Ne vaudrait-il pas mieux aborder cette question par sa dimension politique en formulant l’exigence de faire du transport maritime international un bien public mondial, auquel les peuples du monde ont droit, avec un accès libre et équitable, dans un service de qualité ? Il en résulterait que les principes des droits humains et écologiques universels en seraient la première loi, et le respect des droits de ses travailleurs, le corollaire obligé. Tout ceci et l’utilisation des mers et des océans du monde, bien commun s’il en est, confèreraient une véritable obligation de service public mondial aux entreprises qui y travaillent. Et les marins retrouveraient, dans la reconquête de cette mission, la dignité d’un métier au service de tous les peuples du monde.

Utopie ? Certes non. Les principales bases de ce renouveau existent en droit international, en droit maritime et en droit du travail, dans les coutumes maritimes encore vivaces, et dans l’expérience des travailleurs de la mer et de terre. Les bases institutionnelles existent aussi, mais les lobbies de la complaisance règnent en maîtres, et l’ensemble tourne à l’envers. Est-il si compliqué de tout remettre à l’endroit ?

Les droits nationaux étant de plus en plus dépassés, il est essentiel - non pour les abandonner mais pour les soutenir - de porter le combat au niveau du droit international du travail. L’ITF (Fédération internationale des travailleurs du transport - www.itf.org.uk) est sur la brèche, et s’appuie sur l’OIT qui poursuit la très nécessaire construction du droit mondial du travail. Mais il est temps de sortir ce problème de cette sorte de ghetto aspatial que constitue le transport maritime, de lui donner la publicité qu’il mérite et d’envisager des alliances entre organisations qui défendent le respect des Droits des travailleurs, qu’ils soient paysans, artisans, ouvriers ou marins.

Pour en savoir beaucoup plus :

Un livre : Transport maritime, danger public et bien mondial, François Lille et Raphaël Baumler, Éditions Charles Léopold Mayer, Paris, septembre 2005, 413 pages, 16 euros.

Et aussi, sur le site de l’association Biens Publics a l’Echelle Mondiale www.bpem.org , le dossier « transport maritime international »

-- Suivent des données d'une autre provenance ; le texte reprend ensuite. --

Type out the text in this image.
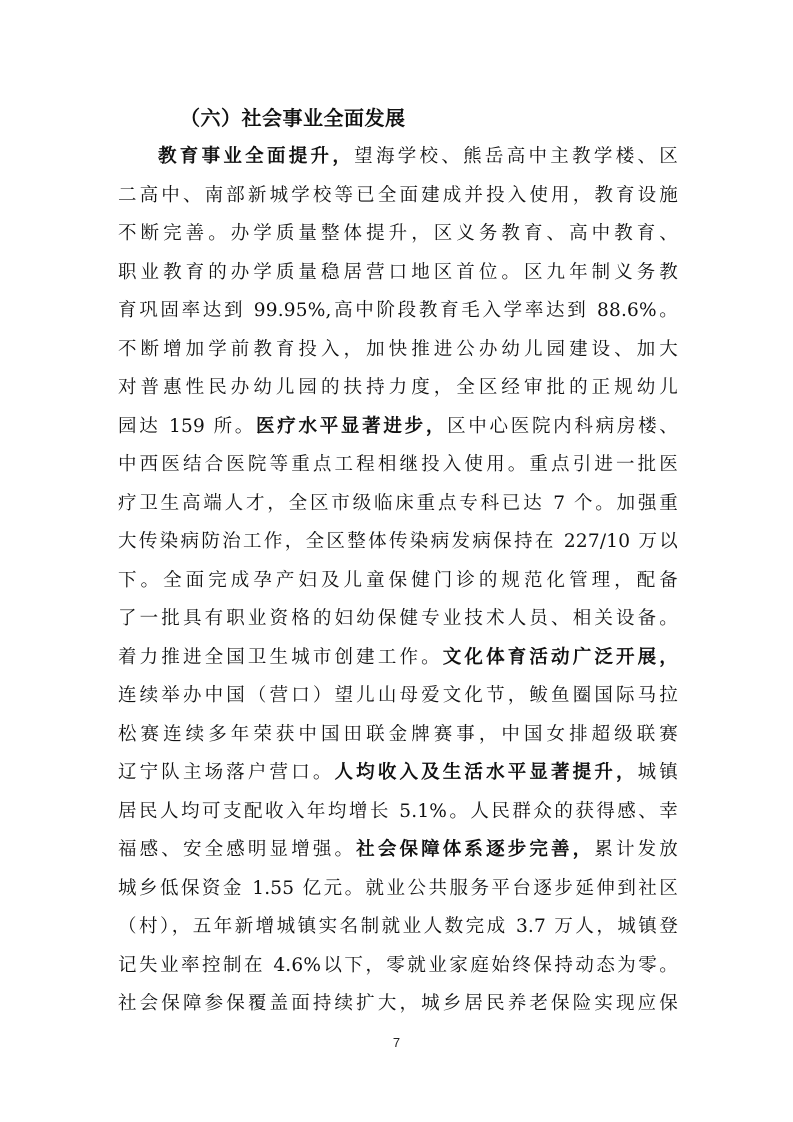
（六）社会事业全面发展
教育事业全面提升，望海学校、熊岳高中主教学楼、区
二高中、南部新城学校等已全面建成并投入使用，教育设施
不断完善。办学质量整体提升，区义务教育、高中教育、
职业教育的办学质量稳居营口地区首位。区九年制义务教
育巩固率达到 99.95%,高中阶段教育毛入学率达到 88.6%。
不断增加学前教育投入，加快推进公办幼儿园建设、加大
对普惠性民办幼儿园的扶持力度，全区经审批的正规幼儿
园达 159 所。医疗水平显著进步，区中心医院内科病房楼、
中西医结合医院等重点工程相继投入使用。重点引进一批医
疗卫生高端人才，全区市级临床重点专科已达 7 个。加强重
大传染病防治工作，全区整体传染病发病保持在 227/10 万以
下。全面完成孕产妇及儿童保健门诊的规范化管理，配备
了一批具有职业资格的妇幼保健专业技术人员、相关设备。
着力推进全国卫生城市创建工作。文化体育活动广泛开展，
连续举办中国（营口）望儿山母爱文化节，鲅鱼圈国际马拉
松赛连续多年荣获中国田联金牌赛事，中国女排超级联赛
辽宁队主场落户营口。人均收入及生活水平显著提升，城镇
居民人均可支配收入年均增长 5.1%。人民群众的获得感、幸
福感、安全感明显增强。社会保障体系逐步完善，累计发放
城乡低保资金 1.55 亿元。就业公共服务平台逐步延伸到社区
（村），五年新增城镇实名制就业人数完成 3.7 万人，城镇登
记失业率控制在 4.6%以下，零就业家庭始终保持动态为零。
社会保障参保覆盖面持续扩大，城乡居民养老保险实现应保
7
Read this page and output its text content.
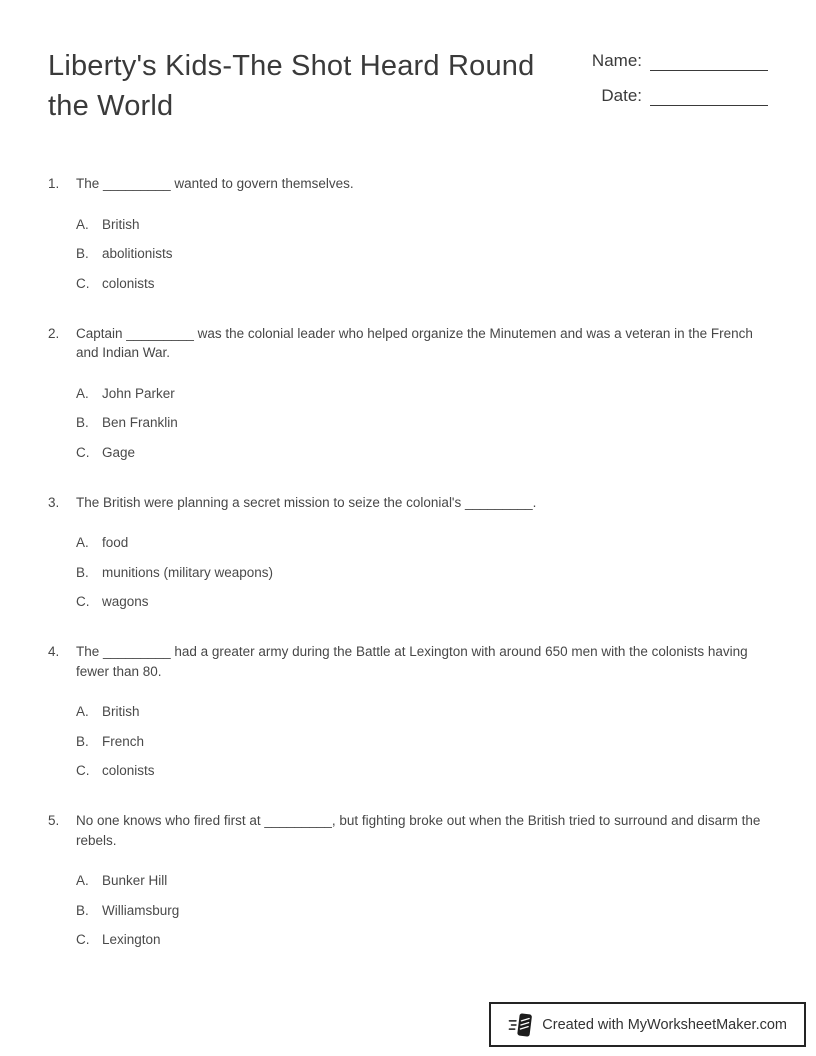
Liberty's Kids-The Shot Heard Round the World
Name:
Date:
1.	The _________ wanted to govern themselves.
A. British
B. abolitionists
C. colonists
2.	Captain _________ was the colonial leader who helped organize the Minutemen and was a veteran in the French and Indian War.
A. John Parker
B. Ben Franklin
C. Gage
3.	The British were planning a secret mission to seize the colonial's _________.
A. food
B. munitions (military weapons)
C. wagons
4.	The _________ had a greater army during the Battle at Lexington with around 650 men with the colonists having fewer than 80.
A. British
B. French
C. colonists
5.	No one knows who fired first at _________, but fighting broke out when the British tried to surround and disarm the rebels.
A. Bunker Hill
B. Williamsburg
C. Lexington
Created with MyWorksheetMaker.com
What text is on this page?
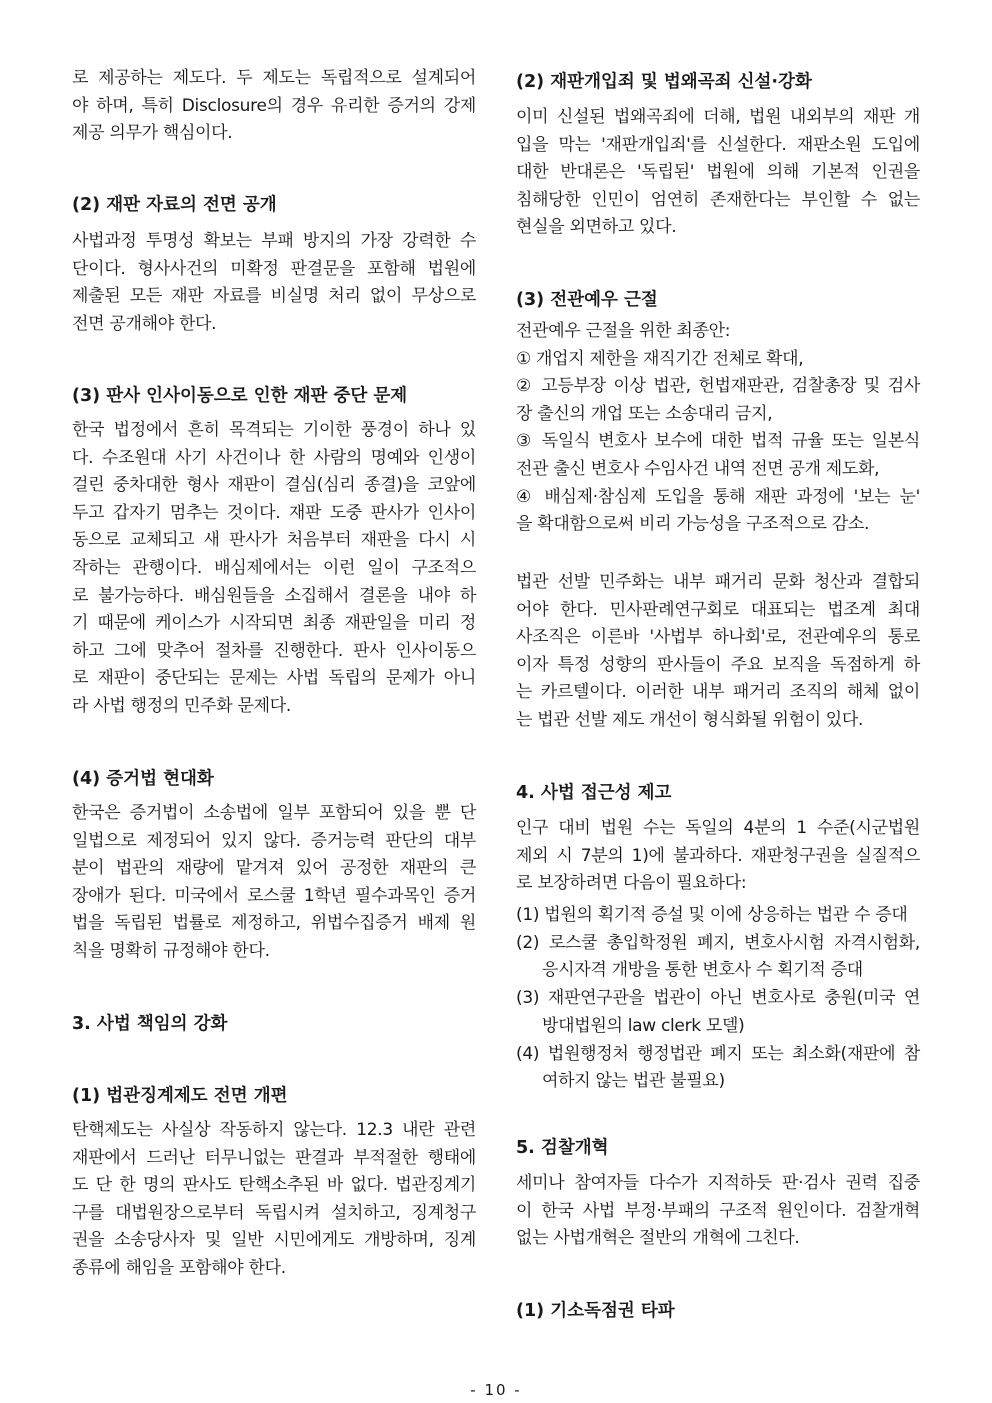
로 제공하는 제도다. 두 제도는 독립적으로 설계되어
야 하며, 특히 Disclosure의 경우 유리한 증거의 강제
제공 의무가 핵심이다.
(2) 재판 자료의 전면 공개
사법과정 투명성 확보는 부패 방지의 가장 강력한 수
단이다. 형사사건의 미확정 판결문을 포함해 법원에
제출된 모든 재판 자료를 비실명 처리 없이 무상으로
전면 공개해야 한다.
(3) 판사 인사이동으로 인한 재판 중단 문제
한국 법정에서 흔히 목격되는 기이한 풍경이 하나 있
다. 수조원대 사기 사건이나 한 사람의 명예와 인생이
걸린 중차대한 형사 재판이 결심(심리 종결)을 코앞에
두고 갑자기 멈추는 것이다. 재판 도중 판사가 인사이
동으로 교체되고 새 판사가 처음부터 재판을 다시 시
작하는 관행이다. 배심제에서는 이런 일이 구조적으
로 불가능하다. 배심원들을 소집해서 결론을 내야 하
기 때문에 케이스가 시작되면 최종 재판일을 미리 정
하고 그에 맞추어 절차를 진행한다. 판사 인사이동으
로 재판이 중단되는 문제는 사법 독립의 문제가 아니
라 사법 행정의 민주화 문제다.
(4) 증거법 현대화
한국은 증거법이 소송법에 일부 포함되어 있을 뿐 단
일법으로 제정되어 있지 않다. 증거능력 판단의 대부
분이 법관의 재량에 맡겨져 있어 공정한 재판의 큰
장애가 된다. 미국에서 로스쿨 1학년 필수과목인 증거
법을 독립된 법률로 제정하고, 위법수집증거 배제 원
칙을 명확히 규정해야 한다.
3. 사법 책임의 강화
(1) 법관징계제도 전면 개편
탄핵제도는 사실상 작동하지 않는다. 12.3 내란 관련
재판에서 드러난 터무니없는 판결과 부적절한 행태에
도 단 한 명의 판사도 탄핵소추된 바 없다. 법관징계기
구를 대법원장으로부터 독립시켜 설치하고, 징계청구
권을 소송당사자 및 일반 시민에게도 개방하며, 징계
종류에 해임을 포함해야 한다.
(2) 재판개입죄 및 법왜곡죄 신설·강화
이미 신설된 법왜곡죄에 더해, 법원 내외부의 재판 개
입을 막는 '재판개입죄'를 신설한다. 재판소원 도입에
대한 반대론은 '독립된' 법원에 의해 기본적 인권을
침해당한 인민이 엄연히 존재한다는 부인할 수 없는
현실을 외면하고 있다.
(3) 전관예우 근절
전관예우 근절을 위한 최종안:
① 개업지 제한을 재직기간 전체로 확대,
② 고등부장 이상 법관, 헌법재판관, 검찰총장 및 검사
장 출신의 개업 또는 소송대리 금지,
③ 독일식 변호사 보수에 대한 법적 규율 또는 일본식
전관 출신 변호사 수임사건 내역 전면 공개 제도화,
④ 배심제·참심제 도입을 통해 재판 과정에 '보는 눈'
을 확대함으로써 비리 가능성을 구조적으로 감소.
법관 선발 민주화는 내부 패거리 문화 청산과 결합되
어야 한다. 민사판례연구회로 대표되는 법조계 최대
사조직은 이른바 '사법부 하나회'로, 전관예우의 통로
이자 특정 성향의 판사들이 주요 보직을 독점하게 하
는 카르텔이다. 이러한 내부 패거리 조직의 해체 없이
는 법관 선발 제도 개선이 형식화될 위험이 있다.
4. 사법 접근성 제고
인구 대비 법원 수는 독일의 4분의 1 수준(시군법원
제외 시 7분의 1)에 불과하다. 재판청구권을 실질적으
로 보장하려면 다음이 필요하다:
(1) 법원의 획기적 증설 및 이에 상응하는 법관 수 증대
(2) 로스쿨 총입학정원 폐지, 변호사시험 자격시험화,
응시자격 개방을 통한 변호사 수 획기적 증대
(3) 재판연구관을 법관이 아닌 변호사로 충원(미국 연
방대법원의 law clerk 모델)
(4) 법원행정처 행정법관 폐지 또는 최소화(재판에 참
여하지 않는 법관 불필요)
5. 검찰개혁
세미나 참여자들 다수가 지적하듯 판·검사 권력 집중
이 한국 사법 부정·부패의 구조적 원인이다. 검찰개혁
없는 사법개혁은 절반의 개혁에 그친다.
(1) 기소독점권 타파
- 10 -
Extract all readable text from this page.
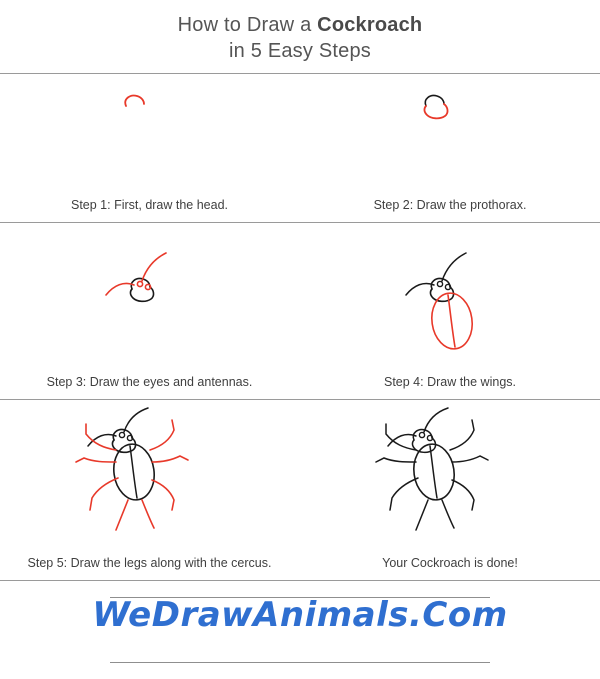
How to Draw a Cockroach
in 5 Easy Steps
Step 1: First, draw the head.	Step 2: Draw the prothorax.
Step 3: Draw the eyes and antennas.	Step 4: Draw the wings.
Step 5: Draw the legs along with the cercus.	Your Cockroach is done!
WeDrawAnimals.Com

Enfin le site de l’ITF : www.itf.org.uk

[1Pavillon de complaisance : marque de nationalité du navire, accordée par un pays à un armateur d’un autre pays. Permet d’organiser l’irresponsabilité de l’armateur et la mise en dehors des lois de son navire.

[2Pavillons Européens-bis : imitations « compétitives » de pavillons de complaisance, sans changement de nationalité.

[3Par exemple par la mise en place du Registre international français, l’utilisation des pavillons de complaisance et des registres bis.